INGREDIENTS
- 5 lb chicken
- 1/3 cup frozen orange juice concentrate
- 1/3 cup soy sauce
- 2 Tbsp ginger, grated
- 2 cloves garlic, minced
- 1/3 cup parsley
- 1/3 cup coriander
- 3 bay leaves
- 1 orange, quartered
- 1 onion, quartered
- Salt and pepper
- Handful of soaked apple chips
OTHER EQUIPMENT
- Diffuser Kit or Drip pan with Water
- Meat Thermometer
DIRECTIONS
- Combine orange juice concentrate, soy sauce, garlic and ginger in a large bowl. Coat the chicken inside and out with the glaze and allow to rest for at least 2 hours in the refrigerator.
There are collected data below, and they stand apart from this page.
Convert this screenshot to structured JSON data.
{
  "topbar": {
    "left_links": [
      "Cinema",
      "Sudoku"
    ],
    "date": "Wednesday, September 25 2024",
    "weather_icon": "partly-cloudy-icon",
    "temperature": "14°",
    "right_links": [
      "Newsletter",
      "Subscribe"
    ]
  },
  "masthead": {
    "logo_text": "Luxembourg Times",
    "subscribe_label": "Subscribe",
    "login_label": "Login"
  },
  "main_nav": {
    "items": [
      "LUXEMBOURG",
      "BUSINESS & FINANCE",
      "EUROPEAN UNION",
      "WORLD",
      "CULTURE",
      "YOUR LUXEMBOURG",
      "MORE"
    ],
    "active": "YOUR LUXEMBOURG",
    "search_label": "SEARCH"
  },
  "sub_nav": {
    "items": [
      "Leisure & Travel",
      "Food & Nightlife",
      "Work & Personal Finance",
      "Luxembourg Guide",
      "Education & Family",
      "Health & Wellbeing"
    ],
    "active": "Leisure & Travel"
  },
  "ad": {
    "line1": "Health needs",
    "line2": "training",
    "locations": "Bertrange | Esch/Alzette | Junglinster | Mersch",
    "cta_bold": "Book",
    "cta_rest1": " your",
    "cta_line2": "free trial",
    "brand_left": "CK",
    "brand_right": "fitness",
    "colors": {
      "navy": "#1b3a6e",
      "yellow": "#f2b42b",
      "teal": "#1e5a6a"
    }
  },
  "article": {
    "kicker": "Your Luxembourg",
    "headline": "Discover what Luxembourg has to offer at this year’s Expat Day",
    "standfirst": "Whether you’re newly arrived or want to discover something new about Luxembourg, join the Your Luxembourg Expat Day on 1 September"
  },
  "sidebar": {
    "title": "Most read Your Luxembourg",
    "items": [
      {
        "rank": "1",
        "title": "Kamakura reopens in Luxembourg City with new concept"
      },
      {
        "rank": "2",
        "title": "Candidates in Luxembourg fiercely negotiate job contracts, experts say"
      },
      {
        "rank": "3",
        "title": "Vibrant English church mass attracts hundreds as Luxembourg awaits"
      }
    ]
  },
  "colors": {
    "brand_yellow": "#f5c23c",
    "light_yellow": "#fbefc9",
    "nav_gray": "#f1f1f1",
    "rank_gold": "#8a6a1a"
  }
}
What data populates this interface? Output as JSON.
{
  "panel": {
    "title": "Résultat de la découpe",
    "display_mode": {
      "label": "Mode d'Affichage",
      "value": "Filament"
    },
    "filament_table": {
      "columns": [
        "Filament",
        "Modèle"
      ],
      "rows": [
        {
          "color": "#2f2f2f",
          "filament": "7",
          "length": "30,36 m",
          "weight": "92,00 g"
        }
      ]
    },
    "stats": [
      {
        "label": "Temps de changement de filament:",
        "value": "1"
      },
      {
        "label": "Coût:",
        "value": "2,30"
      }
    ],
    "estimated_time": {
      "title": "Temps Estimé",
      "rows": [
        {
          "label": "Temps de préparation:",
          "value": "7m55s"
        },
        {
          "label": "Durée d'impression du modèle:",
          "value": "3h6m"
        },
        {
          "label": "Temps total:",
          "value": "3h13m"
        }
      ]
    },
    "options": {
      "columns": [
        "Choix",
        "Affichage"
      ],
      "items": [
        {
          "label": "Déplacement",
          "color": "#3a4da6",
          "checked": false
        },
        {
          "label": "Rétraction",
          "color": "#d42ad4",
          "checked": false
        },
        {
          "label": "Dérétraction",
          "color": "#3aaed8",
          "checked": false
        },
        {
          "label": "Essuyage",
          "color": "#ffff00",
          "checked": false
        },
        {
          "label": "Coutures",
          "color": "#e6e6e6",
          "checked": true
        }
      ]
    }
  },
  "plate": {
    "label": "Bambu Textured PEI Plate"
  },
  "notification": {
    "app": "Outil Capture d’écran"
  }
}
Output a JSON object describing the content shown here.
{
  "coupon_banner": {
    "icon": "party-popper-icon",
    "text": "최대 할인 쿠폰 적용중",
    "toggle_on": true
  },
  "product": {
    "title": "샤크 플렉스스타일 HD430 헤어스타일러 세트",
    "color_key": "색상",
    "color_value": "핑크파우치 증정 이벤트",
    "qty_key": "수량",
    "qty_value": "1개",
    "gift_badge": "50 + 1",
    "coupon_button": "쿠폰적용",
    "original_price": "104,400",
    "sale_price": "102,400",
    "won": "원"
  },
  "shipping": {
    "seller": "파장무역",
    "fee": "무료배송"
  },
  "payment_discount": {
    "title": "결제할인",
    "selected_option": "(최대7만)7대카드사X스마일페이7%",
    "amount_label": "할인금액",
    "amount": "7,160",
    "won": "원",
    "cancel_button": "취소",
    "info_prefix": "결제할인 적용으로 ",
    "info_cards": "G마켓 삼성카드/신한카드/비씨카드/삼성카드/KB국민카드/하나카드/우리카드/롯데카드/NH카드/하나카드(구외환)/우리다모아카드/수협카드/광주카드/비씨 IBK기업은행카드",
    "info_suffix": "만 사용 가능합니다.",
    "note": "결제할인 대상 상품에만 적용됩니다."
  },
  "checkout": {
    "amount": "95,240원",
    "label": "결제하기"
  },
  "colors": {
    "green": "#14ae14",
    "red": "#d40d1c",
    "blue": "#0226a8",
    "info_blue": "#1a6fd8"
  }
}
- Prepare the Keg for indirect grilling at 300°F. Scatter soaked wood chips over the coals, and fill the diffuser kit with water.
- Remove the chicken from refrigerator, season with salt and pepper and stuff herbs and orange and onion pieces into the cavity.
- Place the chicken on the rack in the Keg, over the water tray filled with water and close the lid. Allow to cook for 3-3 1/2 hours, until the internal temperature reaches 170°F. Remove chicken from grill, tent with foil and let rest for 15-20 minutes before carving.